In-ICU anticoagulation was the only APS-specific treatment independently associated with survival for all patients. Double therapy was independently associated with better survival of patients with definite/probable catastrophic APS. In these patients, further studies are needed to determine the role of triple therapy.
抗磷脂综合征(APS)是一种系统性自身免疫性疾病,其特征为血栓形成事件,由于大血管和/或微血管血栓形成导致器官功能障碍,可能需要入住重症监护病房(ICU)。本研究旨在探讨重症血栓形成合并 APS 患者的预后和院内死亡相关因素。
这是一项法国全国性、多中心、回顾性研究,纳入了 2000 年 1 月至 2018 年 9 月期间入住 24 家 ICU 的所有 APS 患者和任何新发血栓表现。

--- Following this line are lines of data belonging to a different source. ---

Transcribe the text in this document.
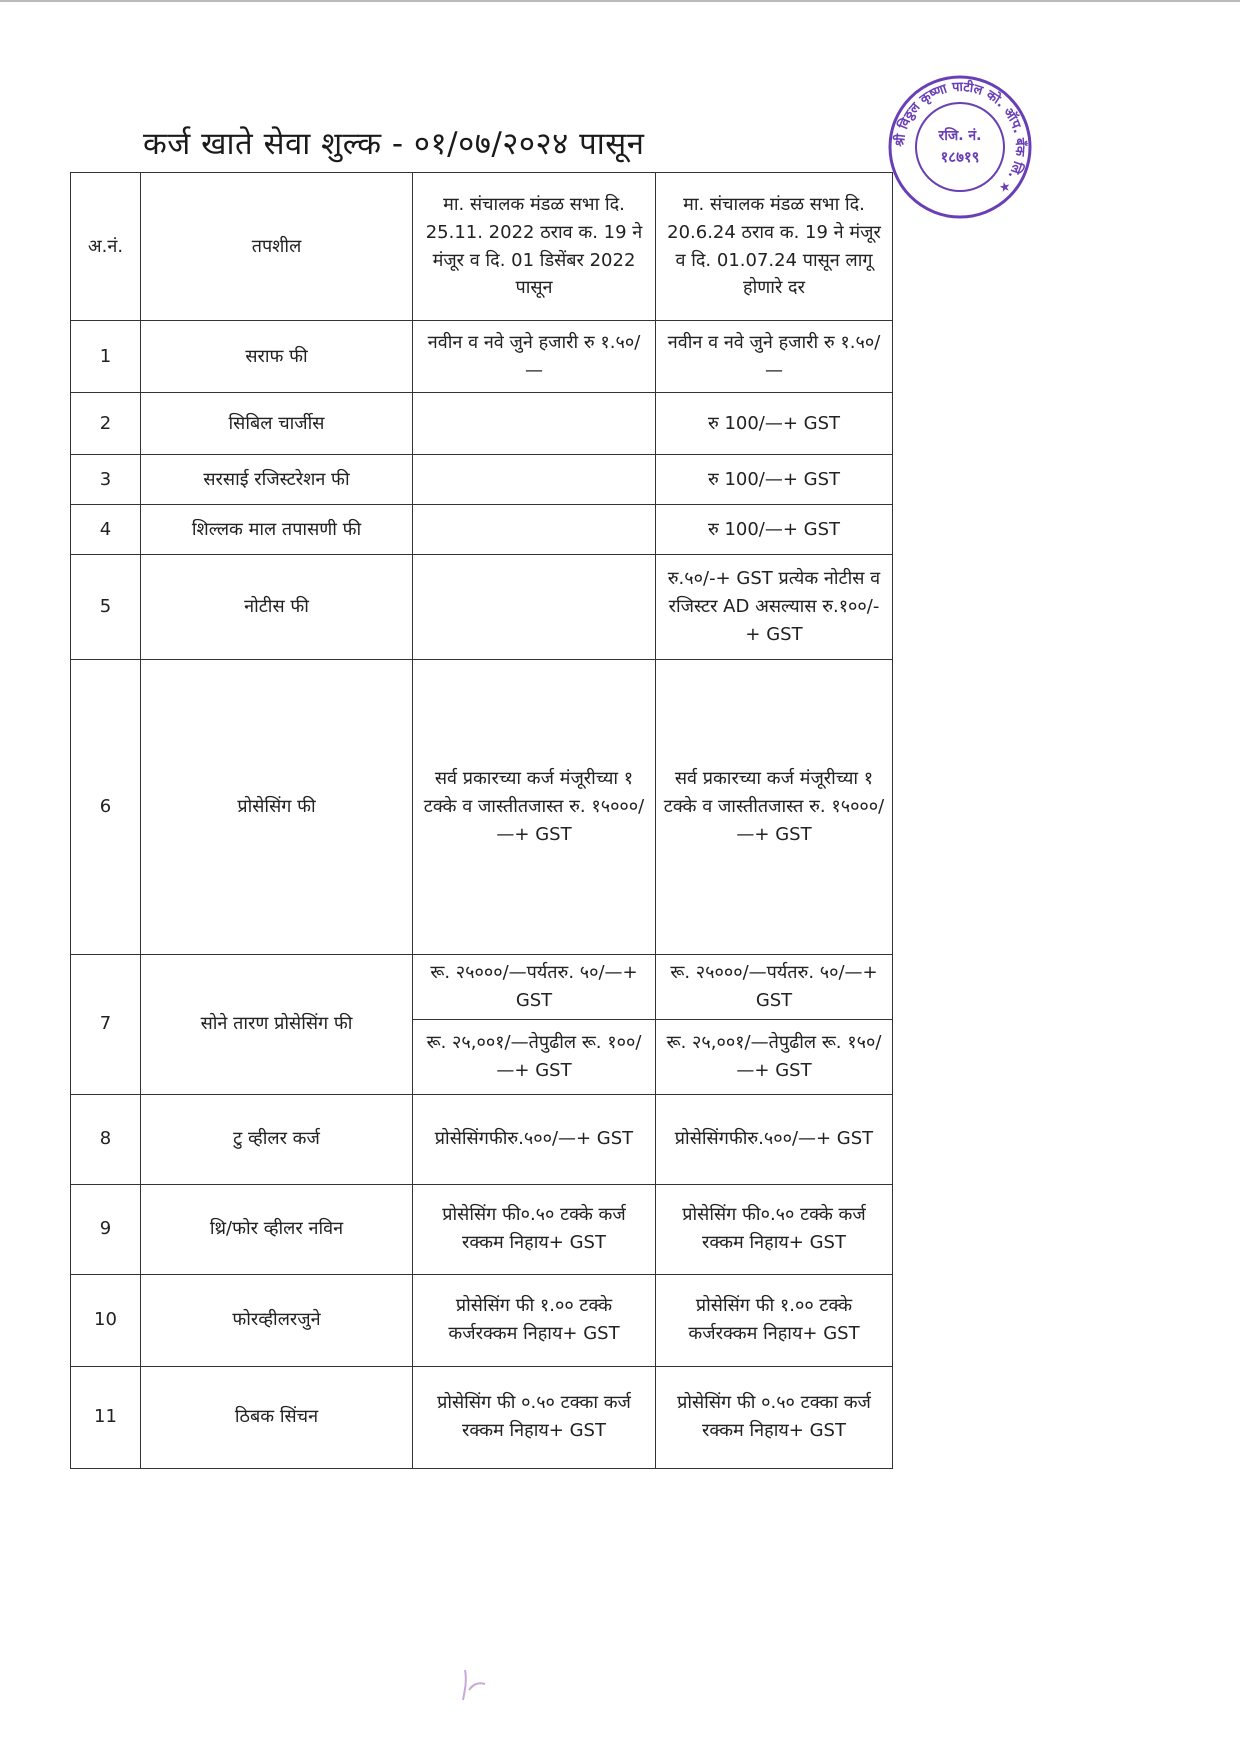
कर्ज खाते सेवा शुल्क - ०१/०७/२०२४ पासून	श्री विठ्ठल कृष्णा पाटील को. ऑप. बँक लि. ★
रजि. नं.
१८७१९
अ.नं.	तपशील	मा. संचालक मंडळ सभा दि. 25.11. 2022 ठराव क. 19 ने मंजूर व दि. 01 डिसेंबर 2022 पासून	मा. संचालक मंडळ सभा दि. 20.6.24 ठराव क. 19 ने मंजूर व दि. 01.07.24 पासून लागू होणारे दर
1	सराफ फी	नवीन व नवे जुने हजारी रु १.५०/—	नवीन व नवे जुने हजारी रु १.५०/—
2	सिबिल चार्जीस		रु 100/—+ GST
3	सरसाई रजिस्टरेशन फी		रु 100/—+ GST
4	शिल्लक माल तपासणी फी		रु 100/—+ GST
5	नोटीस फी		रु.५०/-+ GST प्रत्येक नोटीस व रजिस्टर AD असल्यास रु.१००/-+ GST
6	प्रोसेसिंग फी	सर्व प्रकारच्या कर्ज मंजूरीच्या १ टक्के व जास्तीतजास्त रु. १५०००/—+ GST	सर्व प्रकारच्या कर्ज मंजूरीच्या १ टक्के व जास्तीतजास्त रु. १५०००/—+ GST
7	सोने तारण प्रोसेसिंग फी	रू. २५०००/—पर्यतरु. ५०/—+ GST	रू. २५०००/—पर्यतरु. ५०/—+ GST
		रू. २५,००१/—तेपुढील रू. १००/—+ GST	रू. २५,००१/—तेपुढील रू. १५०/—+ GST
8	टु व्हीलर कर्ज	प्रोसेसिंगफीरु.५००/—+ GST	प्रोसेसिंगफीरु.५००/—+ GST
9	थ्रि/फोर व्हीलर नविन	प्रोसेसिंग फी०.५० टक्के कर्ज रक्कम निहाय+ GST	प्रोसेसिंग फी०.५० टक्के कर्ज रक्कम निहाय+ GST
10	फोरव्हीलरजुने	प्रोसेसिंग फी १.०० टक्के कर्जरक्कम निहाय+ GST	प्रोसेसिंग फी १.०० टक्के कर्जरक्कम निहाय+ GST
11	ठिबक सिंचन	प्रोसेसिंग फी ०.५० टक्का कर्ज रक्कम निहाय+ GST	प्रोसेसिंग फी ०.५० टक्का कर्ज रक्कम निहाय+ GST
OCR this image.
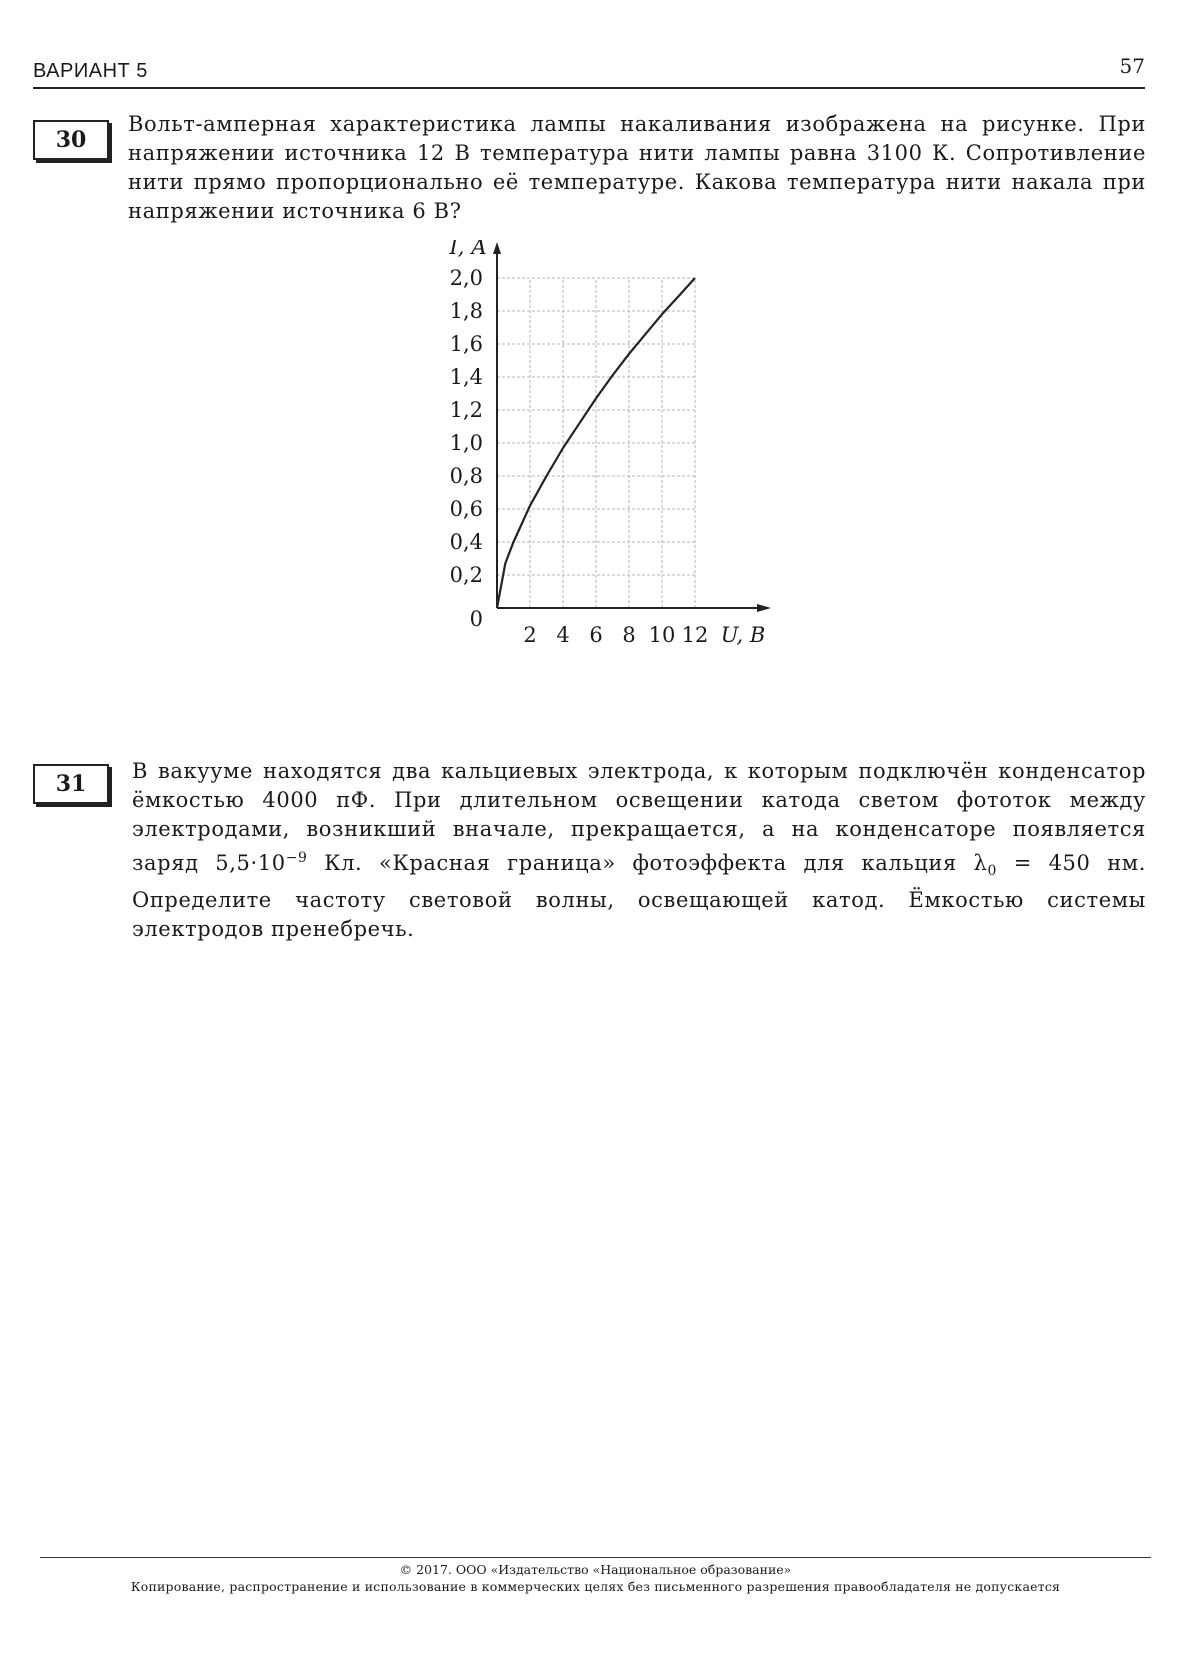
ВАРИАНТ 5	57
30
Вольт-амперная характеристика лампы накаливания изображена на рисунке. При напряжении источника 12 В температура нити лампы равна 3100 К. Сопротивление нити прямо пропорционально её температуре. Какова температура нити накала при напряжении источника 6 В?
2,0
1,8
1,6
1,4
1,2
1,0
0,8
0,6
0,4
0,2
0
2 4 6 8 10 12 U, В
I, А
31	В вакууме находятся два кальциевых электрода, к которым подключён конденсатор ёмкостью 4000 пФ. При длительном освещении катода светом фототок между электродами, возникший вначале, прекращается, а на конденсаторе появляется заряд $5,5\cdot 10^{-9}$ Кл. «Красная граница» фотоэффекта для кальция $\lambda_0 = 450$ нм. Определите частоту световой волны, освещающей катод. Ёмкостью системы электродов пренебречь.
© 2017. ООО «Издательство «Национальное образование»
Копирование, распространение и использование в коммерческих целях без письменного разрешения правообладателя не допускается
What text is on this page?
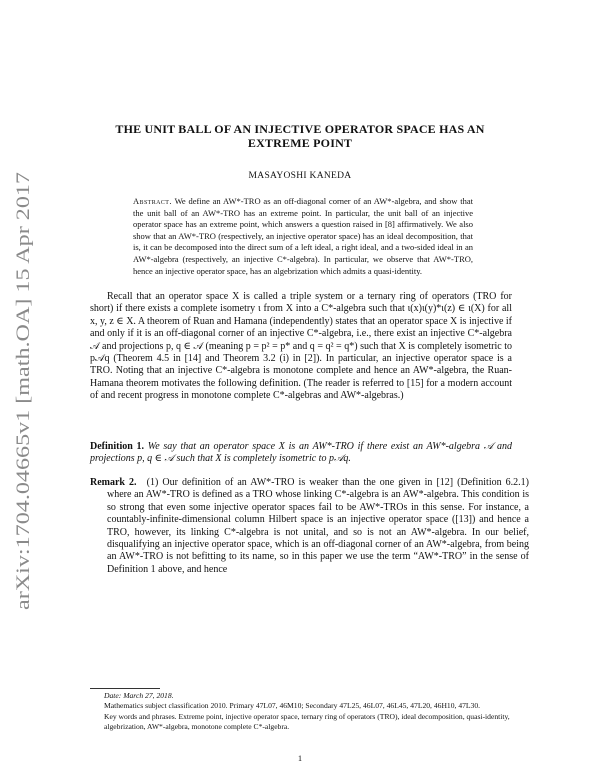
arXiv:1704.04665v1 [math.OA] 15 Apr 2017
THE UNIT BALL OF AN INJECTIVE OPERATOR SPACE HAS AN
EXTREME POINT
MASAYOSHI KANEDA
Abstract. We define an AW*-TRO as an off-diagonal corner of an AW*-algebra, and show that the unit ball of an AW*-TRO has an extreme point. In particular, the unit ball of an injective operator space has an extreme point, which answers a question raised in [8] affirmatively. We also show that an AW*-TRO (respectively, an injective operator space) has an ideal decomposition, that is, it can be decomposed into the direct sum of a left ideal, a right ideal, and a two-sided ideal in an AW*-algebra (respectively, an injective C*-algebra). In particular, we observe that AW*-TRO, hence an injective operator space, has an algebrization which admits a quasi-identity.

Recall that an operator space X is called a triple system or a ternary ring of operators (TRO for short) if there exists a complete isometry ι from X into a C*-algebra such that ι(x)ι(y)*ι(z) ∈ ι(X) for all x, y, z ∈ X. A theorem of Ruan and Hamana (independently) states that an operator space X is injective if and only if it is an off-diagonal corner of an injective C*-algebra, i.e., there exist an injective C*-algebra 𝒜 and projections p, q ∈ 𝒜 (meaning p = p² = p* and q = q² = q*) such that X is completely isometric to p𝒜q (Theorem 4.5 in [14] and Theorem 3.2 (i) in [2]). In particular, an injective operator space is a TRO. Noting that an injective C*-algebra is monotone complete and hence an AW*-algebra, the Ruan-Hamana theorem motivates the following definition. (The reader is referred to [15] for a modern account of and recent progress in monotone complete C*-algebras and AW*-algebras.)

Definition 1. We say that an operator space X is an AW*-TRO if there exist an AW*-algebra 𝒜 and projections p, q ∈ 𝒜 such that X is completely isometric to p𝒜q.

Remark 2. (1) Our definition of an AW*-TRO is weaker than the one given in [12] (Definition 6.2.1) where an AW*-TRO is defined as a TRO whose linking C*-algebra is an AW*-algebra. This condition is so strong that even some injective operator spaces fail to be AW*-TROs in this sense. For instance, a countably-infinite-dimensional column Hilbert space is an injective operator space ([13]) and hence a TRO, however, its linking C*-algebra is not unital, and so is not an AW*-algebra. In our belief, disqualifying an injective operator space, which is an off-diagonal corner of an AW*-algebra, from being an AW*-TRO is not befitting to its name, so in this paper we use the term “AW*-TRO” in the sense of Definition 1 above, and hence

Date: March 27, 2018.

Mathematics subject classification 2010. Primary 47L07, 46M10; Secondary 47L25, 46L07, 46L45, 47L20, 46H10, 47L30.

Key words and phrases. Extreme point, injective operator space, ternary ring of operators (TRO), ideal decomposition, quasi-identity, algebrization, AW*-algebra, monotone complete C*-algebra.

1
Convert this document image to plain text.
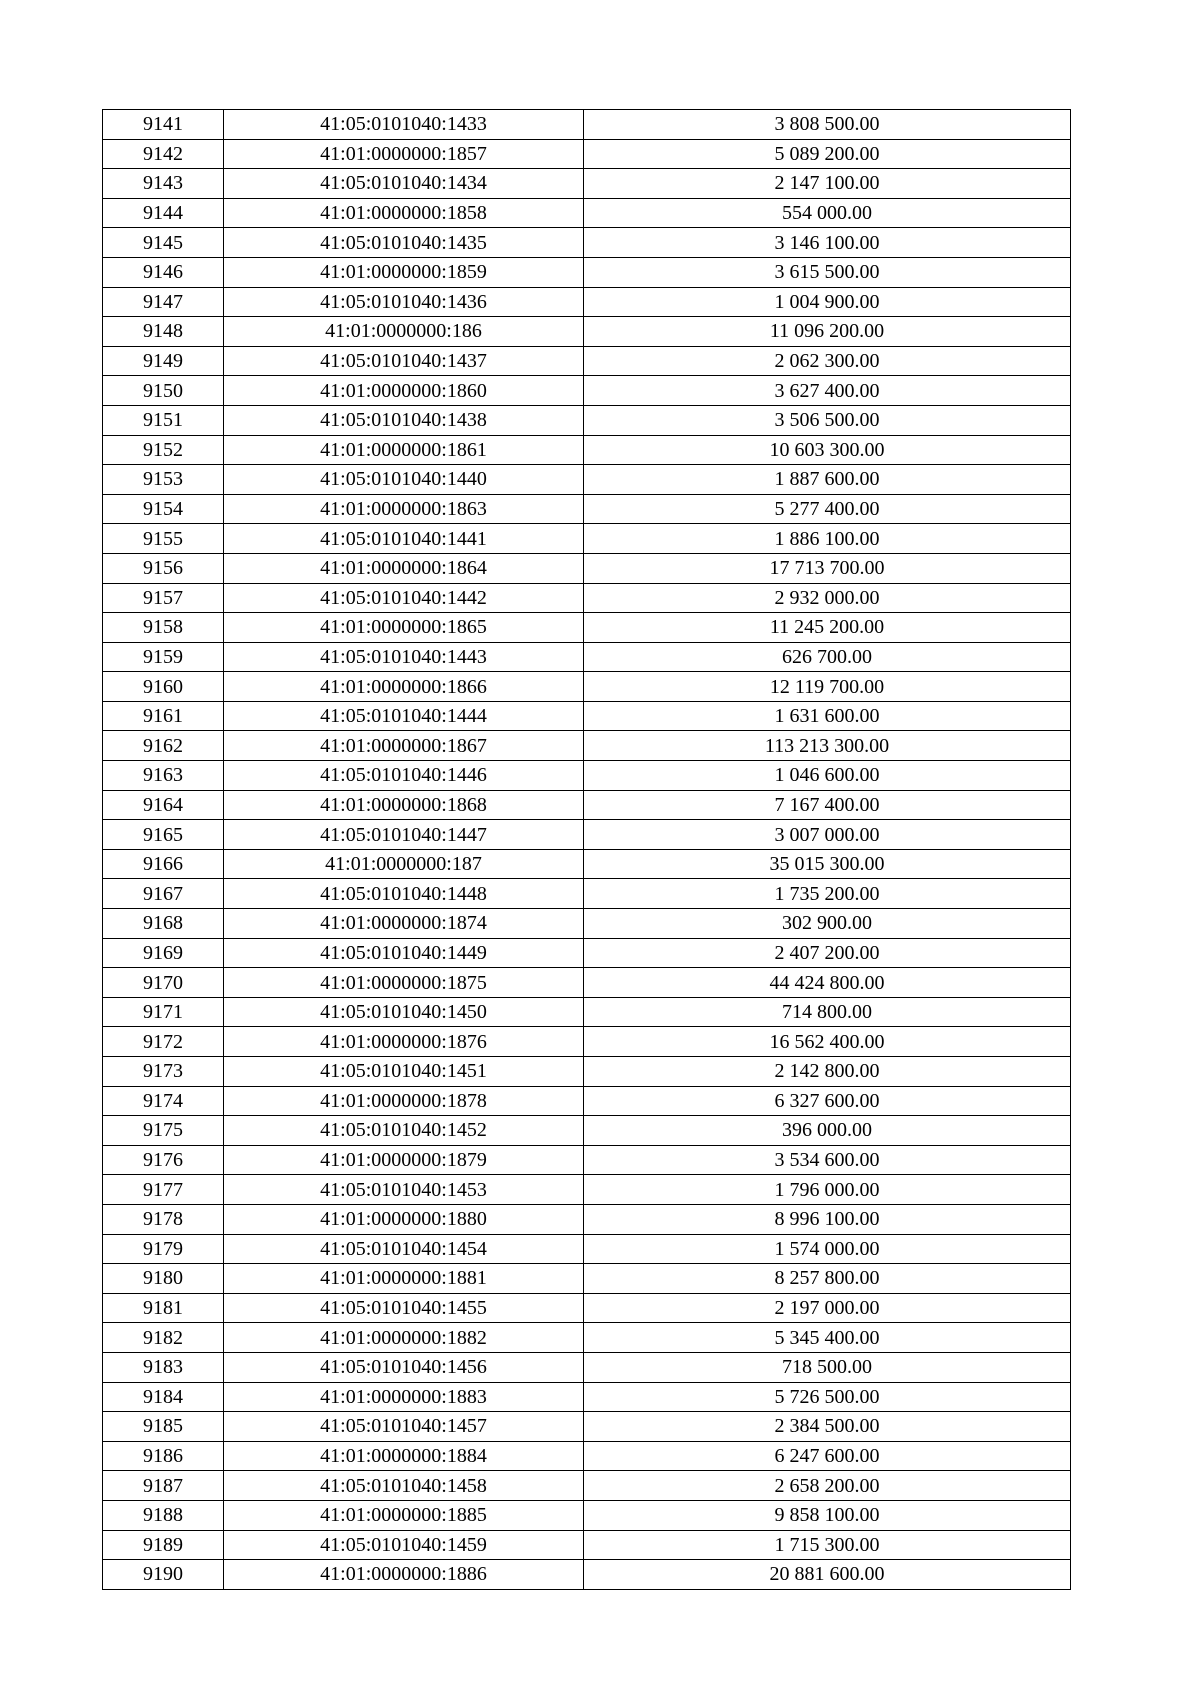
9141	41:05:0101040:1433	3 808 500.00
9142	41:01:0000000:1857	5 089 200.00
9143	41:05:0101040:1434	2 147 100.00
9144	41:01:0000000:1858	554 000.00
9145	41:05:0101040:1435	3 146 100.00
9146	41:01:0000000:1859	3 615 500.00
9147	41:05:0101040:1436	1 004 900.00
9148	41:01:0000000:186	11 096 200.00
9149	41:05:0101040:1437	2 062 300.00
9150	41:01:0000000:1860	3 627 400.00
9151	41:05:0101040:1438	3 506 500.00
9152	41:01:0000000:1861	10 603 300.00
9153	41:05:0101040:1440	1 887 600.00
9154	41:01:0000000:1863	5 277 400.00
9155	41:05:0101040:1441	1 886 100.00
9156	41:01:0000000:1864	17 713 700.00
9157	41:05:0101040:1442	2 932 000.00
9158	41:01:0000000:1865	11 245 200.00
9159	41:05:0101040:1443	626 700.00
9160	41:01:0000000:1866	12 119 700.00
9161	41:05:0101040:1444	1 631 600.00
9162	41:01:0000000:1867	113 213 300.00
9163	41:05:0101040:1446	1 046 600.00
9164	41:01:0000000:1868	7 167 400.00
9165	41:05:0101040:1447	3 007 000.00
9166	41:01:0000000:187	35 015 300.00
9167	41:05:0101040:1448	1 735 200.00
9168	41:01:0000000:1874	302 900.00
9169	41:05:0101040:1449	2 407 200.00
9170	41:01:0000000:1875	44 424 800.00
9171	41:05:0101040:1450	714 800.00
9172	41:01:0000000:1876	16 562 400.00
9173	41:05:0101040:1451	2 142 800.00
9174	41:01:0000000:1878	6 327 600.00
9175	41:05:0101040:1452	396 000.00
9176	41:01:0000000:1879	3 534 600.00
9177	41:05:0101040:1453	1 796 000.00
9178	41:01:0000000:1880	8 996 100.00
9179	41:05:0101040:1454	1 574 000.00
9180	41:01:0000000:1881	8 257 800.00
9181	41:05:0101040:1455	2 197 000.00
9182	41:01:0000000:1882	5 345 400.00
9183	41:05:0101040:1456	718 500.00
9184	41:01:0000000:1883	5 726 500.00
9185	41:05:0101040:1457	2 384 500.00
9186	41:01:0000000:1884	6 247 600.00
9187	41:05:0101040:1458	2 658 200.00
9188	41:01:0000000:1885	9 858 100.00
9189	41:05:0101040:1459	1 715 300.00
9190	41:01:0000000:1886	20 881 600.00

在研究期间,共纳入了 134 例(男/女比例为 0.4)患有 152 例 APS 发作的患者(入院时平均年龄为 46.0±15.1 岁)。他们的 134 例最后一次发作中院内死亡率为 35/134(26.1%)。Cox 多变量模型保留了某些因素(年龄≥40 岁,危险比[95%CI]:11.4[3.1-41.5],P<0.0001;机械通气,11.0[3.3-37],P<0.0001;肾脏替代治疗,2.9[1.3-6.3],P=0.007;和 ICU 内抗凝治疗,0.1[0.03-0.3],P<0.0001)与院内死亡独立相关。对于明确/可能的灾难性 APS 亚组,Cox 双变量模型(包括简化急性生理学评分 II 评分)保留了双药治疗(皮质类固醇+抗凝剂,0.2[0.07-0.6];P=0.005),但不保留三药治疗(皮质类固醇+抗凝剂+静脉注射免疫球蛋白或血浆置换:危险比,0.3[0.1-1.1];P=0.07)与院内死亡独立相关。
ICU 内抗凝治疗是唯一与所有患者生存相关的 APS 特异性治疗。双药治疗与明确/可能的灾难性 APS 患者的更好生存相关。在这些患者中,需要进一步研究来确定三药治疗的作用。